LIX

À Clignancourt, Adamsberg fourra son gilet pare-balles et son arme dans son sac, et embrassa les deux femmes.

— Juste une petite expédition, dit-il. Je reviendrai.


Pas sûr, pensa-t-il en s’engageant dans la vieille ruelle. À quoi bon ce duel inégal ? À jouer son dernier coup, ou bien à devancer la mort, à s’exposer au trident de Fulgence plutôt que s’engluer dans l’ombre du sentier et vivre sans savoir, avec Noëlla empalée. Il voyait, comme à travers une vitre trouble, le corps de la jeune fille onduler sous la couverte de glace. Il entendait sa voix plaintive. Et tu sais ce qu’il m’a fait, mon chum ? Pauvre Noëlla, le bec dans l’eau. Noëlla t’en a déjà parlé ? Du coch de Paris ?

Adamsberg marcha plus vite, tête baissée. Il ne pouvait embringuer personne dans son vieux coup du moustique enténébré. L’enclume de la culpabilité qui le courbait depuis le meurtre de Hull l’en rendait incapable. Fulgence pouvait s’entourer de vassaux et déclencher un véritable carnage, abattant Danglard, Retancourt, Justin, ensanglantant la Brigade entière. Sang qui se déploya devant ses yeux, rapportant dans ses plis la robe rouge du cardinal. Vas-y tout seul, jeune homme.

Le sexe et le prénom. La perspective de crever sans le savoir lui parut incongrue, ou fautive. Il sortit son portable par une de ses pattes rouges et téléphona à Danglard dans la rue.

— Du neuf ? demanda le capitaine.

— À voir, dit prudemment Adamsberg. Hormis cela, figurez-vous que j’ai mis la main sur le nouveau père. Il ne s’agit pas d’un homme fiable avec des chaussures cirées.

— Non ? De quoi alors ?

— D’une espèce de type.

— Content que vous ayez la réponse.

— Justement. Je voulais savoir avant.

— Avant quoi ?

— Simplement savoir son sexe et son prénom.

Adamsberg s’arrêta pour graver correctement l’information. Rien ne pénétrait dans sa mémoire s’il bougeait.

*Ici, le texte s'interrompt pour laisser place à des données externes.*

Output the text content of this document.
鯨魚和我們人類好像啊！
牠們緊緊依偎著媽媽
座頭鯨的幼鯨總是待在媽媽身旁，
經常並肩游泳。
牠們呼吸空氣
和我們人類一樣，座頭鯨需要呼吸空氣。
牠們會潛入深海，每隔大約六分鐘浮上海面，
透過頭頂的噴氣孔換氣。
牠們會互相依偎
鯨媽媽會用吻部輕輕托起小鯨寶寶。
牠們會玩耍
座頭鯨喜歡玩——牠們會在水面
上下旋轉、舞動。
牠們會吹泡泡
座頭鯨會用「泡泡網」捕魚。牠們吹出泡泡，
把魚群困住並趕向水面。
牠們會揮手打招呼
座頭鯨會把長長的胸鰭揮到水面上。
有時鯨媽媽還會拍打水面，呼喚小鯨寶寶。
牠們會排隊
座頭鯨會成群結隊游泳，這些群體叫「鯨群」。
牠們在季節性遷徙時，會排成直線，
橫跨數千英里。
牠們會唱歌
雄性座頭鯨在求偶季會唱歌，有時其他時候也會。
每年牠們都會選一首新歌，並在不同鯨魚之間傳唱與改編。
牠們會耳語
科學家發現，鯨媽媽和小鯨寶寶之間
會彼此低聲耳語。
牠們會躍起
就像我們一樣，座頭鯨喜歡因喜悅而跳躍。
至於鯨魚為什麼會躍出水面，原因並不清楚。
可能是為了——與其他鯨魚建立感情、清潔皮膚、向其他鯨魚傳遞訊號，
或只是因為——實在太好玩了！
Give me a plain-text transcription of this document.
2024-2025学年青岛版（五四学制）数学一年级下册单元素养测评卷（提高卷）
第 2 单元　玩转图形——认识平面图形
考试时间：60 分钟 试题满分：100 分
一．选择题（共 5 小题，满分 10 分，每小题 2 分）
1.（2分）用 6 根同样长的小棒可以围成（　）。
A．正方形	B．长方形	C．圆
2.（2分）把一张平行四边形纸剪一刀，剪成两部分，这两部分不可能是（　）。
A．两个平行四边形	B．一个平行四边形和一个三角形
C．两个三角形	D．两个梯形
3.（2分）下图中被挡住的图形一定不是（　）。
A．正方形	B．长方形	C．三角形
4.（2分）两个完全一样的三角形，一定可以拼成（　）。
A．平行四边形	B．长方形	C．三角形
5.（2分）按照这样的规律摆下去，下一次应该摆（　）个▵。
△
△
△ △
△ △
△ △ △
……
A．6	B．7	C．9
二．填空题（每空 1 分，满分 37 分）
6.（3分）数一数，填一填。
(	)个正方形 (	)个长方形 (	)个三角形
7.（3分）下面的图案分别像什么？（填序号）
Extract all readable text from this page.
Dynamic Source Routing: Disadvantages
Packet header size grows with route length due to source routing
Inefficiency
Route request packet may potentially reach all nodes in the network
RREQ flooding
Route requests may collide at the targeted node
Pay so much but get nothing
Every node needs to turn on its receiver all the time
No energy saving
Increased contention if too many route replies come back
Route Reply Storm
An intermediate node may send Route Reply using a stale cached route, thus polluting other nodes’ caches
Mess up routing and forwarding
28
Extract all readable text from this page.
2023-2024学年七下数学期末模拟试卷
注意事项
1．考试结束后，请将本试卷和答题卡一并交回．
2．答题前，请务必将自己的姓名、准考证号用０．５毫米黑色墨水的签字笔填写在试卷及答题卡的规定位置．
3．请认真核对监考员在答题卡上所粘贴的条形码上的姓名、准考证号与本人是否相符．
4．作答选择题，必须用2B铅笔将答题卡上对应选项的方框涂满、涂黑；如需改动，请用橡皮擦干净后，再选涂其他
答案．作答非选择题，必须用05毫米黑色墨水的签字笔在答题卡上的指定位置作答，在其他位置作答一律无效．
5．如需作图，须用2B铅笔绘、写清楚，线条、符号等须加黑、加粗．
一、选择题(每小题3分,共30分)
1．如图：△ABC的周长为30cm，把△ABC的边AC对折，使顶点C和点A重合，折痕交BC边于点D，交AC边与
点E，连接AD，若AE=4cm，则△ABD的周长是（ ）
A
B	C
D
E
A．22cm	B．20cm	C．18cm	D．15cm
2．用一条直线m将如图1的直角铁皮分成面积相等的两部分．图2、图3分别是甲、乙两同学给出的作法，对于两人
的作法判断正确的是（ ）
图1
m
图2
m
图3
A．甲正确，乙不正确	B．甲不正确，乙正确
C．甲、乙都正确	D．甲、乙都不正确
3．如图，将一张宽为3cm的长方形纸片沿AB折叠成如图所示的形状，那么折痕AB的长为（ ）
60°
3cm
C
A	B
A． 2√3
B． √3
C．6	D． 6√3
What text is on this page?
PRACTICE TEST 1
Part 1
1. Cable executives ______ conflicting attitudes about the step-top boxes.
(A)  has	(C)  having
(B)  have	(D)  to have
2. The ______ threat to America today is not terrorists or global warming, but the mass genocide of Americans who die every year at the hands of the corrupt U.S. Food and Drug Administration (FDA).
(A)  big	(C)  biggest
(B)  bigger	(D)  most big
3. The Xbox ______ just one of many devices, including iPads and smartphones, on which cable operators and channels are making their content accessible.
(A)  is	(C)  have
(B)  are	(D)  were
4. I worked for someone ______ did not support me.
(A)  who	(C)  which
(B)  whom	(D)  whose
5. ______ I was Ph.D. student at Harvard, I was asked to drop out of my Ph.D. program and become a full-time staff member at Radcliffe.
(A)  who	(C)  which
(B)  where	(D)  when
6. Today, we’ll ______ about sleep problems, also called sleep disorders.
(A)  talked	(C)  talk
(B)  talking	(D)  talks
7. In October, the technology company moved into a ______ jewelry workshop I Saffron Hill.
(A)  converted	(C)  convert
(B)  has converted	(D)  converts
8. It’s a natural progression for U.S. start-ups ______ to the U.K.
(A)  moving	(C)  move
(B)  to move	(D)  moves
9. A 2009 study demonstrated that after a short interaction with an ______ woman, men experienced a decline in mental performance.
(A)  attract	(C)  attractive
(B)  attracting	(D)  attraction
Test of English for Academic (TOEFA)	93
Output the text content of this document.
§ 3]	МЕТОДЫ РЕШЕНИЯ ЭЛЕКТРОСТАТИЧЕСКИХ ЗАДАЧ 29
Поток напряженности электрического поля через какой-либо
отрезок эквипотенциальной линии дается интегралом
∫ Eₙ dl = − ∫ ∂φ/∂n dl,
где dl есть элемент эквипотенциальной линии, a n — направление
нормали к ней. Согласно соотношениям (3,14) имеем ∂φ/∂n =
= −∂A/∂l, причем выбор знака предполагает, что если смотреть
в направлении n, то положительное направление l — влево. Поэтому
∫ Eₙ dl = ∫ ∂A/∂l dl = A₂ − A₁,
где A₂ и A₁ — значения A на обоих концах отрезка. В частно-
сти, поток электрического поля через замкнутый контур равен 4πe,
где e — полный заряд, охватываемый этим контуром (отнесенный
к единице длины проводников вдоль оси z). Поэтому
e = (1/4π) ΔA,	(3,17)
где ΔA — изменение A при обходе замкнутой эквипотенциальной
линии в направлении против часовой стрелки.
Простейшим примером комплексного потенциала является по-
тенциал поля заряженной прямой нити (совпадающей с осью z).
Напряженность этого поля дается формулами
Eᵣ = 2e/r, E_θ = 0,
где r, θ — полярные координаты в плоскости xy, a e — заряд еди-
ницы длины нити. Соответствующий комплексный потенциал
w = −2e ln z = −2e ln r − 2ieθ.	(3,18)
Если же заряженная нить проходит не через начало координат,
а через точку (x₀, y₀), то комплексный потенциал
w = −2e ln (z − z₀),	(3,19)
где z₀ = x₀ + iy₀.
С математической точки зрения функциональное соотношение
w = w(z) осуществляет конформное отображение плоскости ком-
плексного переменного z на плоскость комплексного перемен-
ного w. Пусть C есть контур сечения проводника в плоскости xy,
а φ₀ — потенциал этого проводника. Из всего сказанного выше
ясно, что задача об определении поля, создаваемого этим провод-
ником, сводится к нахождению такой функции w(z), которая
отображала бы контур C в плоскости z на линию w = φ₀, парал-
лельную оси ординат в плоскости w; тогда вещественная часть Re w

— Merci, Danglard. Une dernière chose : sachez qu’avec les grenouilles, en tout cas les rainettes vertes, cela marche aussi. L’explosion.


Une nuée morose l’accompagna dans sa marche jusqu’au Marais. Il se ressaisit en vue de son immeuble et observa longuement les alentours. Brézillon avait été de parole, la surveillance était levée et le passage ouvert, de l’ombre à la lumière.

Il inspecta rapidement son appartement puis rédigea cinq lettres destinées à Raphaël, à la famille, à Danglard, à Camille et à Retancourt. Sur une impulsion, il ajouta un mot pour Sanscartier. Il déposa le petit paquet funèbre dans une planque de sa chambre, connue de Danglard. À lire après sa mort. Après un dîner froid avalé debout, il entreprit de ranger les pièces, trier le linge et faire disparaître ses courriers privés. Tu pars vaincu, se dit-il en déposant la poubelle dans le hall de l’immeuble. Tu pars mort.


Tout lui semblait en place. Le juge n’entrerait pas par effraction. Il s’était certainement fait adresser un double de sa clef par Michaël Sartonna. Fulgence savait anticiper. Et trouver le commissaire l’attendant l’arme au poing ne l’étonnerait pas. Il le savait, comme il savait qu’il serait seul.

Le temps que le juge soit alerté de son retour, il n’apparaîtrait pas avant demain, ou après-demain soir. Adamsberg l’attendait sur un détail ténu : l’heure. Le juge était un symboliste. Cela lui conviendrait certainement d’achever la course d’Adamsberg à l’heure où il avait frappé son frère, il y a trente ans. Entre onze heures et minuit. Il pouvait donc prévoir un léger effet de surprise sur ce créneau de temps. Attaquer droit dans l’orgueil de Fulgence, là où il se pensait encore inviolé. Adamsberg avait acheté un jeu de Mah-Jong sur son chemin. Il disposa une partie sur la table basse et exposa la main d’honneurs du juge sur une réglette. Il y ajouta deux fleurs, pour Noëlla et Michaël. La vision de ce secret éventré obligerait Fulgence, peut-être, à prononcer quelques mots avant l’assaut. Ce qui laisserait à Adamsberg, peut-être, un répit de quelques secondes.